Page 1 of 1

UI fill screen option

Posted: Fri Jul 08, 2016 6:41 pm
by supadupa64
Do you know of an option to fill the screen with an image, for example the UI?

I thought I had a good UI, but then I started messing with different resolutions and realized it's all messed up!
uibroken.jpg
uibroken.jpg (88.13 KiB) Viewed 1436 times

Re: UI fill screen option

Posted: Fri Jul 08, 2016 7:02 pm
by bohnstudios
You could just use a camera and from an actual scene with your jungle and such. For full screen widths, it can be tricky working with a flat image.....basically it needs to be big enough for your maximum screen size. If you go that route, make sure your main image is at least 1920px by 1280px resolution. You should probably go higher than that though just to be on the safe side and to accommodate screen sizes 3 years down the road and such. Basically the same concept commonly used in responsive web development.

Re: UI fill screen option

Posted: Fri Jul 08, 2016 7:10 pm
by bohnstudios
Be careful stretching your background images with unity ui....it can make the proportions distorted (ie too tall or too wide than what it's supposed to look like).
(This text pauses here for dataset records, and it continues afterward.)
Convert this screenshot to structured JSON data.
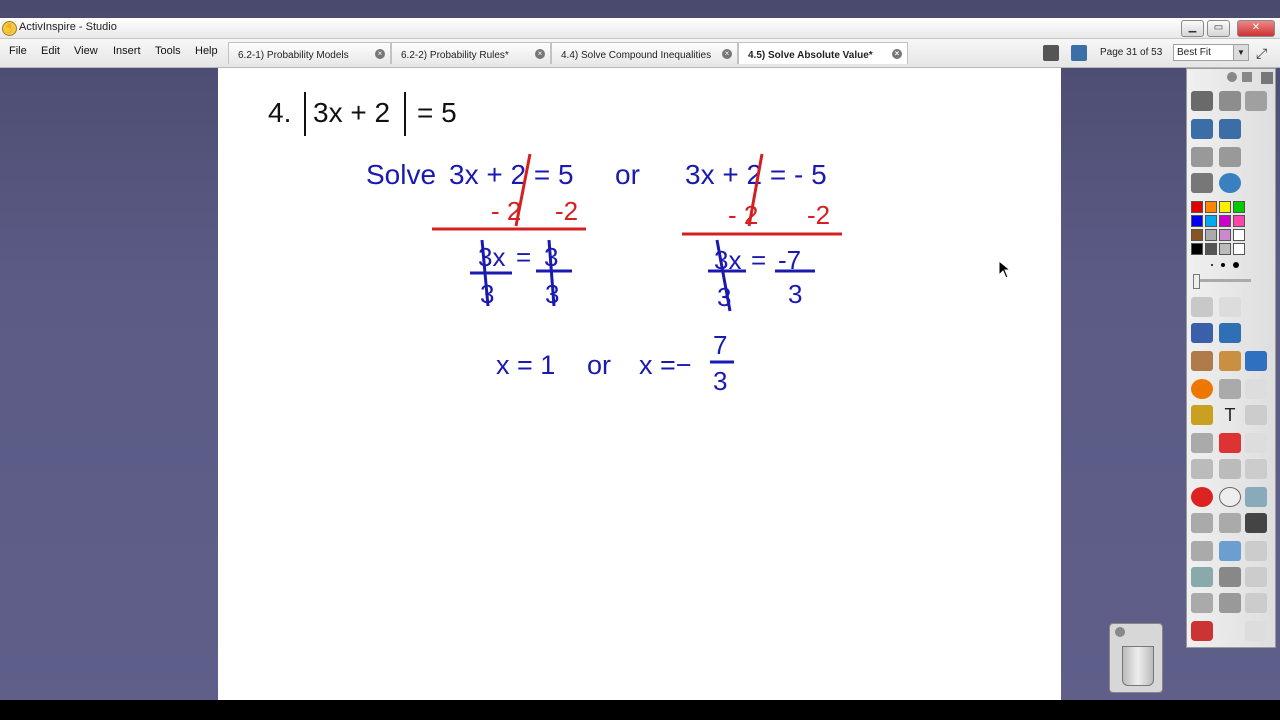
{
  "window": {
    "title": "ActivInspire - Studio"
  },
  "menu": [
    "File",
    "Edit",
    "View",
    "Insert",
    "Tools",
    "Help"
  ],
  "tabs": [
    {
      "label": "6.2-1) Probability Models",
      "active": false
    },
    {
      "label": "6.2-2) Probability Rules*",
      "active": false
    },
    {
      "label": "4.4) Solve Compound Inequalities",
      "active": false
    },
    {
      "label": "4.5) Solve Absolute Value*",
      "active": true
    }
  ],
  "page_indicator": "Page 31 of 53",
  "zoom": "Best Fit",
  "problem": {
    "number": "4.",
    "equation_inner": "3x + 2",
    "equation_rhs": "= 5"
  },
  "work": {
    "solve_word": "Solve",
    "left_eq": "3x + 2 = 5",
    "or_word": "or",
    "right_eq": "3x + 2 = - 5",
    "left_sub_a": "- 2",
    "left_sub_b": "-2",
    "right_sub_a": "- 2",
    "right_sub_b": "-2",
    "left_step_lhs": "3x",
    "left_step_eq": "=",
    "left_step_rhs": "3",
    "left_den_a": "3",
    "left_den_b": "3",
    "right_step_lhs": "3x",
    "right_step_eq": "=",
    "right_step_rhs": "-7",
    "right_den_a": "3",
    "right_den_b": "3",
    "answer_left": "x = 1",
    "answer_or": "or",
    "answer_right": "x =−",
    "answer_num": "7",
    "answer_den": "3"
  },
  "colors": {
    "ink_blue": "#1a1ab0",
    "ink_red": "#d42020",
    "palette": [
      "#e00000",
      "#ff8800",
      "#ffee00",
      "#00cc00",
      "#0000ee",
      "#00aaee",
      "#cc00cc",
      "#ff44aa",
      "#885522",
      "#aaaaaa",
      "#cc88cc",
      "#ffffff",
      "#000000",
      "#555555",
      "#bbbbbb",
      "#ffffff"
    ]
  },
  "icons": {
    "app": "activinspire-icon",
    "pointer": "mouse-cursor-icon",
    "trash": "trash-can-icon"
  }
}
I had to spend a lot of time going through and learning the new unity UI in the unity documentation and just playing around with it in a separate project file (to keep from messing up a main project etc). You should be able to adjust this without touching actual dialogue system functionality that is attached to your UI buttons).

Re: UI fill screen option

Posted: Fri Jul 08, 2016 8:14 pm
by Tony Li
What @bohnstudios said. :-) You can do this with the UI controls without having to fiddle with Dialogue System Menu-specific components. Inspect the main panel of your canvas. Set the Rect Transform to stretch in both directions. (The icon will be blue arrows up/down and left/right.) Then set the Left/Top/Right/Bottom values to 0, which means the panel will perfectly fill the screen.

Can you make the jungle background an actual 3D scene rendered by a camera? (If it isn't already.) Then you won't have to worry about distortion at different resolutions. And you can add animation to it, such as a fire particle effect on a torch for example, or leaves swaying in the breeze.

Then you'd render the canvas on top of that. You could add a Canvas Scaler component if you want to scale your UI elements up or down based on the current resolution. But I think it might look better without a Canvas Scaler. Instead, keep their normal pixel size, and rely on the Rect Transform anchor options to position them relative to one or more edges of the screen.